Hallo, habe eine Frage, kann ich meine HDD im AHCI Modus laufen lassen?

MfG ChristianLP


----------



## Dr Bakterius (6. Juli 2013)

Welches Betriebssystem? Unter Win 7 sollte es ohne Probleme klappen, aber vorher den Treiber organisieren. Im Bios umstellen und nach dem Start den Treiber installieren


----------



## Incredible Alk (7. Juli 2013)

Also wenns nur ums prinzipielle geht:
Du kannst nicht nur, du SOLLTEST alle SATA-Laufwerke im AHCI laufen lassen weil dieser Standard wesentlich moderner/schneller/vielseitiger ist als das überholte IDE.


----------



## ChristianLP (7. Juli 2013)

Oh, ok, dann mache ich das  Welche Treiber muss ich den installieren?

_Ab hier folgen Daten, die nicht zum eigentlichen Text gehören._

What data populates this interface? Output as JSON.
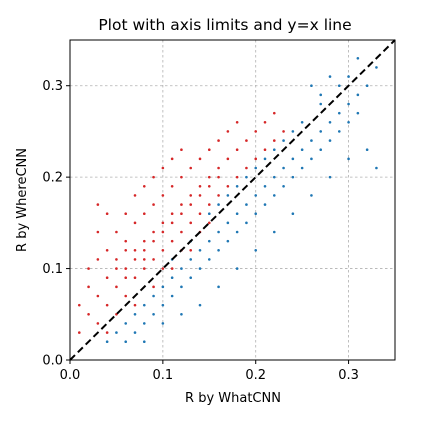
{
  "chart_data": {
    "type": "scatter",
    "title": "Plot with axis limits and y=x line",
    "xlabel": "R by WhatCNN",
    "ylabel": "R by WhereCNN",
    "xlim": [
      0.0,
      0.35
    ],
    "ylim": [
      0.0,
      0.35
    ],
    "xticks": [
      "0.0",
      "0.1",
      "0.2",
      "0.3"
    ],
    "yticks": [
      "0.0",
      "0.1",
      "0.2",
      "0.3"
    ],
    "grid": true,
    "colors": {
      "red": "#d62728",
      "blue": "#1f77b4",
      "identity_line": "#000000"
    },
    "reference_line": {
      "style": "dashed",
      "points": [
        [
          0.0,
          0.0
        ],
        [
          0.35,
          0.35
        ]
      ]
    },
    "series": [
      {
        "color": "#d62728",
        "points": [
          [
            0.01,
            0.03
          ],
          [
            0.01,
            0.06
          ],
          [
            0.02,
            0.05
          ],
          [
            0.02,
            0.08
          ],
          [
            0.02,
            0.1
          ],
          [
            0.03,
            0.04
          ],
          [
            0.03,
            0.07
          ],
          [
            0.03,
            0.11
          ],
          [
            0.03,
            0.17
          ],
          [
            0.03,
            0.14
          ],
          [
            0.04,
            0.06
          ],
          [
            0.04,
            0.09
          ],
          [
            0.04,
            0.12
          ],
          [
            0.04,
            0.16
          ],
          [
            0.05,
            0.08
          ],
          [
            0.05,
            0.11
          ],
          [
            0.05,
            0.14
          ],
          [
            0.05,
            0.1
          ],
          [
            0.06,
            0.07
          ],
          [
            0.06,
            0.1
          ],
          [
            0.06,
            0.13
          ],
          [
            0.06,
            0.16
          ],
          [
            0.06,
            0.12
          ],
          [
            0.07,
            0.09
          ],
          [
            0.07,
            0.12
          ],
          [
            0.07,
            0.15
          ],
          [
            0.07,
            0.11
          ],
          [
            0.07,
            0.18
          ],
          [
            0.08,
            0.1
          ],
          [
            0.08,
            0.13
          ],
          [
            0.08,
            0.16
          ],
          [
            0.08,
            0.12
          ],
          [
            0.08,
            0.19
          ],
          [
            0.09,
            0.11
          ],
          [
            0.09,
            0.14
          ],
          [
            0.09,
            0.17
          ],
          [
            0.09,
            0.13
          ],
          [
            0.09,
            0.2
          ],
          [
            0.1,
            0.12
          ],
          [
            0.1,
            0.15
          ],
          [
            0.1,
            0.18
          ],
          [
            0.1,
            0.14
          ],
          [
            0.1,
            0.21
          ],
          [
            0.11,
            0.13
          ],
          [
            0.11,
            0.16
          ],
          [
            0.11,
            0.19
          ],
          [
            0.11,
            0.15
          ],
          [
            0.11,
            0.22
          ],
          [
            0.12,
            0.14
          ],
          [
            0.12,
            0.17
          ],
          [
            0.12,
            0.2
          ],
          [
            0.12,
            0.16
          ],
          [
            0.12,
            0.23
          ],
          [
            0.13,
            0.15
          ],
          [
            0.13,
            0.18
          ],
          [
            0.13,
            0.21
          ],
          [
            0.13,
            0.17
          ],
          [
            0.14,
            0.16
          ],
          [
            0.14,
            0.19
          ],
          [
            0.14,
            0.22
          ],
          [
            0.14,
            0.18
          ],
          [
            0.15,
            0.17
          ],
          [
            0.15,
            0.2
          ],
          [
            0.15,
            0.23
          ],
          [
            0.15,
            0.19
          ],
          [
            0.16,
            0.18
          ],
          [
            0.16,
            0.21
          ],
          [
            0.16,
            0.24
          ],
          [
            0.16,
            0.2
          ],
          [
            0.17,
            0.19
          ],
          [
            0.17,
            0.22
          ],
          [
            0.17,
            0.25
          ],
          [
            0.18,
            0.2
          ],
          [
            0.18,
            0.23
          ],
          [
            0.18,
            0.26
          ],
          [
            0.19,
            0.21
          ],
          [
            0.19,
            0.24
          ],
          [
            0.2,
            0.22
          ],
          [
            0.2,
            0.25
          ],
          [
            0.21,
            0.23
          ],
          [
            0.21,
            0.26
          ],
          [
            0.22,
            0.24
          ],
          [
            0.22,
            0.27
          ],
          [
            0.23,
            0.25
          ],
          [
            0.06,
            0.09
          ],
          [
            0.08,
            0.11
          ],
          [
            0.1,
            0.1
          ],
          [
            0.12,
            0.12
          ],
          [
            0.14,
            0.14
          ],
          [
            0.05,
            0.05
          ],
          [
            0.09,
            0.08
          ],
          [
            0.11,
            0.1
          ],
          [
            0.13,
            0.12
          ],
          [
            0.04,
            0.03
          ],
          [
            0.07,
            0.06
          ],
          [
            0.15,
            0.15
          ]
        ]
      },
      {
        "color": "#1f77b4",
        "points": [
          [
            0.04,
            0.02
          ],
          [
            0.05,
            0.03
          ],
          [
            0.06,
            0.02
          ],
          [
            0.06,
            0.04
          ],
          [
            0.07,
            0.03
          ],
          [
            0.07,
            0.05
          ],
          [
            0.08,
            0.04
          ],
          [
            0.08,
            0.06
          ],
          [
            0.09,
            0.05
          ],
          [
            0.09,
            0.07
          ],
          [
            0.1,
            0.06
          ],
          [
            0.1,
            0.08
          ],
          [
            0.11,
            0.07
          ],
          [
            0.11,
            0.09
          ],
          [
            0.12,
            0.08
          ],
          [
            0.12,
            0.1
          ],
          [
            0.13,
            0.09
          ],
          [
            0.13,
            0.11
          ],
          [
            0.14,
            0.1
          ],
          [
            0.14,
            0.12
          ],
          [
            0.15,
            0.11
          ],
          [
            0.15,
            0.13
          ],
          [
            0.16,
            0.12
          ],
          [
            0.16,
            0.14
          ],
          [
            0.17,
            0.13
          ],
          [
            0.17,
            0.15
          ],
          [
            0.18,
            0.14
          ],
          [
            0.18,
            0.16
          ],
          [
            0.19,
            0.15
          ],
          [
            0.19,
            0.17
          ],
          [
            0.2,
            0.16
          ],
          [
            0.2,
            0.18
          ],
          [
            0.21,
            0.17
          ],
          [
            0.21,
            0.19
          ],
          [
            0.22,
            0.18
          ],
          [
            0.22,
            0.2
          ],
          [
            0.23,
            0.19
          ],
          [
            0.23,
            0.21
          ],
          [
            0.24,
            0.2
          ],
          [
            0.24,
            0.22
          ],
          [
            0.25,
            0.21
          ],
          [
            0.25,
            0.23
          ],
          [
            0.26,
            0.22
          ],
          [
            0.26,
            0.24
          ],
          [
            0.27,
            0.23
          ],
          [
            0.27,
            0.25
          ],
          [
            0.28,
            0.24
          ],
          [
            0.28,
            0.26
          ],
          [
            0.29,
            0.25
          ],
          [
            0.29,
            0.27
          ],
          [
            0.3,
            0.26
          ],
          [
            0.3,
            0.28
          ],
          [
            0.31,
            0.27
          ],
          [
            0.31,
            0.29
          ],
          [
            0.32,
            0.3
          ],
          [
            0.33,
            0.32
          ],
          [
            0.33,
            0.21
          ],
          [
            0.32,
            0.23
          ],
          [
            0.3,
            0.22
          ],
          [
            0.28,
            0.2
          ],
          [
            0.26,
            0.18
          ],
          [
            0.24,
            0.16
          ],
          [
            0.22,
            0.14
          ],
          [
            0.2,
            0.12
          ],
          [
            0.18,
            0.1
          ],
          [
            0.16,
            0.08
          ],
          [
            0.14,
            0.06
          ],
          [
            0.12,
            0.05
          ],
          [
            0.1,
            0.04
          ],
          [
            0.08,
            0.02
          ],
          [
            0.15,
            0.16
          ],
          [
            0.17,
            0.18
          ],
          [
            0.19,
            0.2
          ],
          [
            0.21,
            0.22
          ],
          [
            0.23,
            0.24
          ],
          [
            0.25,
            0.26
          ],
          [
            0.27,
            0.28
          ],
          [
            0.29,
            0.3
          ],
          [
            0.3,
            0.31
          ],
          [
            0.31,
            0.33
          ],
          [
            0.24,
            0.25
          ],
          [
            0.22,
            0.23
          ],
          [
            0.13,
            0.13
          ],
          [
            0.11,
            0.11
          ],
          [
            0.26,
            0.3
          ],
          [
            0.28,
            0.31
          ],
          [
            0.27,
            0.29
          ],
          [
            0.2,
            0.21
          ],
          [
            0.18,
            0.19
          ],
          [
            0.16,
            0.17
          ]
        ]
      }
    ]
  }
}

Im UEFI Bios kann ich nicht in AHCI wechseln  Wenn ich versuche vom IDE Modus ins AHCI zu wechseln bleibt das Teil immer grau :/ Was soll ich tun? Ich habe das Asrock Extreme 3 Gen 3.


----------



## Westcoast (7. Juli 2013)

link: Windows 7 Tipps - AHCI nachtrglich aktivieren


----------



## OctoCore (8. Juli 2013)

ChristianLP schrieb:
			
		

> Im UEFI Bios kann ich nicht in AHCI wechseln  Wenn ich versuche vom IDE Modus ins AHCI zu wechseln bleibt das Teil immer grau :/ Was soll ich tun? Ich habe das Asrock Extreme 3 Gen 3.


 
Okay - ich habe das Ex4 G3 - die Setupeinstellungen sind zum Ex3 G3 praktisch identisch.
Was für ein Grau? Du hast die Auswahl zwischen IDE, AHCI und RAID.
Versuche mal RAID - geht das?
Ist das aktuellste UEFI-ROM drauf?


----------



## ChristianLP (9. Juli 2013)

Ok, Leute, hat geklappt  Ich habe einfach das User statt dem Admin Pass eingegeben  Nochmal danke für eure Hilfe


----------



## OctoCore (10. Juli 2013)

Du hast das Setup pw-geschützt? Naja - darauf muss man als Leser hier natürlich erstmal kommen.


----------